Question

For an application where the Reynolds number is to be kept constant, a liquid with density of 1 g per cubic cm and viscosity of 0.01 Poise results in a characteristic speed of 1 cm per second. If this liquid is replaced by another with density of 1.25 g per cubic cm and viscosity of 0.015 Poise, the characteristic velocity will be ........... cm per second (rounded off to one decimal place). Assume the characteristic length of the flow to be the same in both cases.

Hint:

For constant Reynolds number and same length scale, velocity is proportional to \(\mu / \rho\). So, if viscosity increases or density decreases, velocity must increase to keep Reynolds number unchanged.

Answer 1

Step 1: Recall Reynolds number formula.
The Reynolds number for flow is given by: \[ Re = \frac{\rho \, V \, L}{\mu} \] where - \(\rho\) = density of fluid, - \(V\) = velocity of fluid, - \(L\) = characteristic length, - \(\mu\) = dynamic viscosity of fluid. Step 2: Condition of the problem.
It is stated that the Reynolds number is kept constant.

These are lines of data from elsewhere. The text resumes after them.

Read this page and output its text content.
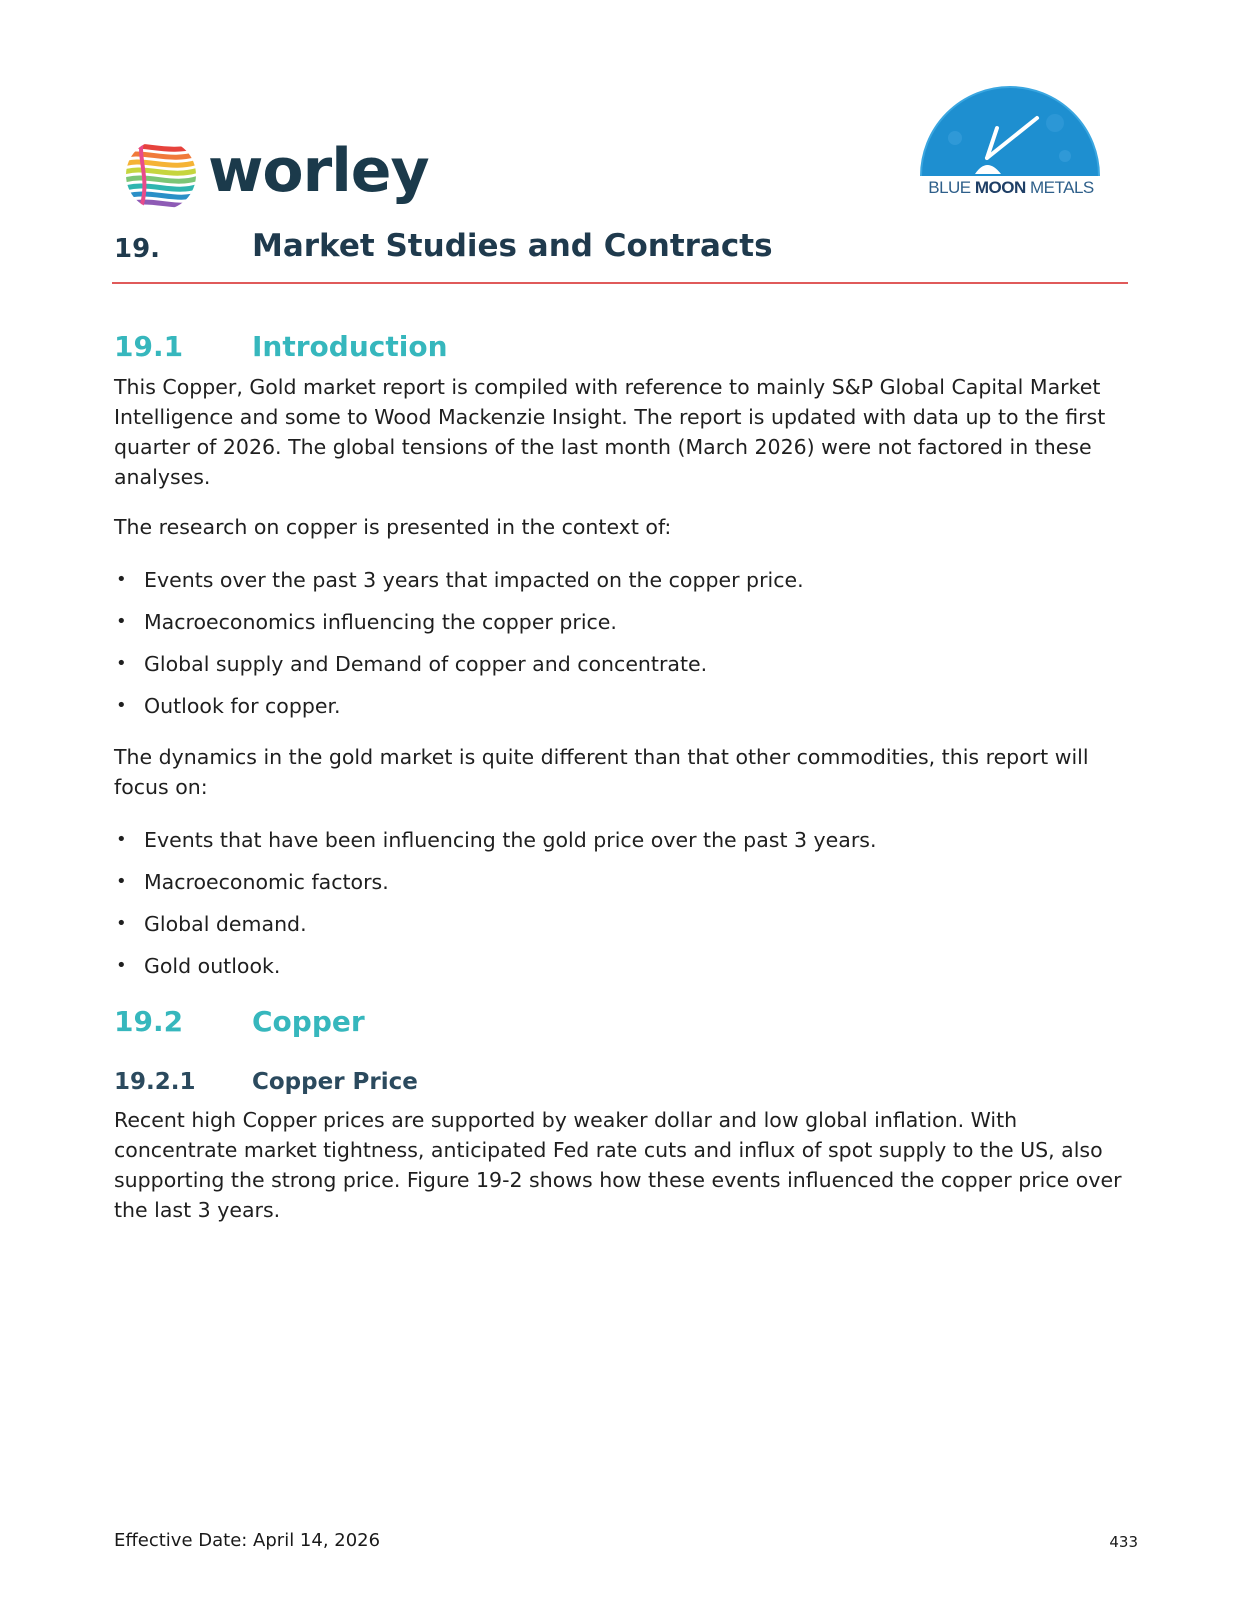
worley	BLUE MOON METALS
19.	Market Studies and Contracts
19.1 Introduction

This Copper, Gold market report is compiled with reference to mainly S&P Global Capital Market Intelligence and some to Wood Mackenzie Insight. The report is updated with data up to the first quarter of 2026. The global tensions of the last month (March 2026) were not factored in these analyses.

The research on copper is presented in the context of:

• Events over the past 3 years that impacted on the copper price.
• Macroeconomics influencing the copper price.
• Global supply and Demand of copper and concentrate.
• Outlook for copper.

The dynamics in the gold market is quite different than that other commodities, this report will focus on:

• Events that have been influencing the gold price over the past 3 years.
• Macroeconomic factors.
• Global demand.
• Gold outlook.
19.2 Copper
19.2.1 Copper Price

Recent high Copper prices are supported by weaker dollar and low global inflation. With concentrate market tightness, anticipated Fed rate cuts and influx of spot supply to the US, also supporting the strong price. Figure 19-2 shows how these events influenced the copper price over the last 3 years.

Effective Date: April 14, 2026	433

This means: \[ \frac{\rho_1 V_1 L}{\mu_1} = \frac{\rho_2 V_2 L}{\mu_2} \] Since the characteristic length \(L\) is the same in both cases, it cancels out: \[ \frac{\rho_1 V_1}{\mu_1} = \frac{\rho_2 V_2}{\mu_2} \] Step 3: Substitute values for case 1 (original liquid).
- \(\rho_1 = 1 \, \text{g/cm}^3\) - \(\mu_1 = 0.01 \, \text{Poise}\) - \(V_1 = 1 \, \text{cm/s}\) So, \[ \frac{1 \times 1}{0.01} = 100 \] Step 4: Write the equation for case 2 (new liquid).
- \(\rho_2 = 1.25 \, \text{g/cm}^3\) - \(\mu_2 = 0.015 \, \text{Poise}\) - \(V_2 = ?\) From the relation: \[ \frac{\rho_1 V_1}{\mu_1} = \frac{\rho_2 V_2}{\mu_2} \] \[ 100 = \frac{1.25 \, V_2}{0.015} \] Step 5: Solve for \(V_2\).
\[ 100 \times 0.015 = 1.25 \, V_2 \] \[ 1.5 = 1.25 \, V_2 \] \[ V_2 = \frac{1.5}{1.25} = 1.2 \] Step 6: Final answer.
Thus, the characteristic velocity of the second liquid is: \[ \boxed{1.2 \, \text{cm per second}} \]